The soldiers advanced toward them with bayonets levelled, but they did not move. It was only when Pichegru and the others insisted upon it that they returned to the deck. The four were then left in the deepest darkness in the horrible cell, which was foul with exhalations from the hold. They had neither hammock nor coverings, and could not lie down, for the cell was too narrow, nor yet stand up, for it was too low.

The twelve others crowded between decks were not much better off; for the hatches were closed, and, like their comrades, they had no air and could not move about.

Toward four o'clock in the morning the captain gave the order to set sail; and amid the shouts of the crew, the creaking of the rigging, the roaring of the waves breaking against the corvette, like a sob from the sides of the vessel itself, came the last cry: "Farewell, France!"

And like an echo from the entrails of the hold the same cry was repeated, almost unintelligibly, on account of the depths whence it came: "Farewell, France."


The reader may perhaps wonder that I have dwelt so long upon this melancholy tale, which would become more melancholy still, were we to follow the ill-fated exiles to the end of their journey of forty-five days.
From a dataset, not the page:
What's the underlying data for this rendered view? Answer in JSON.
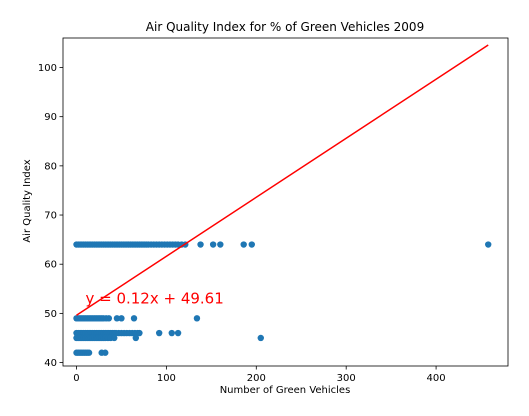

But the reader would probably not have my courage, which I owe to the necessity not of rehabilitating them—I leave to history that task—but of directing the compassion of future generations toward the men who sacrificed themselves for France.

It has seemed to me that the old pagan saying, "Woe to the vanquished!" has always been brutal, and is nothing less than impious in these days of modernity; and by some instinct of my heart I always incline toward the vanquished and my sympathies are ever with them.

They who have read my books know that I have described with the same degree of impartiality and sympathy the demise of Joan of Arc at Rouen and the passing of Mary Stuart at Fotheringay, the appearance of Charles I. upon the scaffold at Whitehall and of Marie Antoinette on the Place de la Révolution.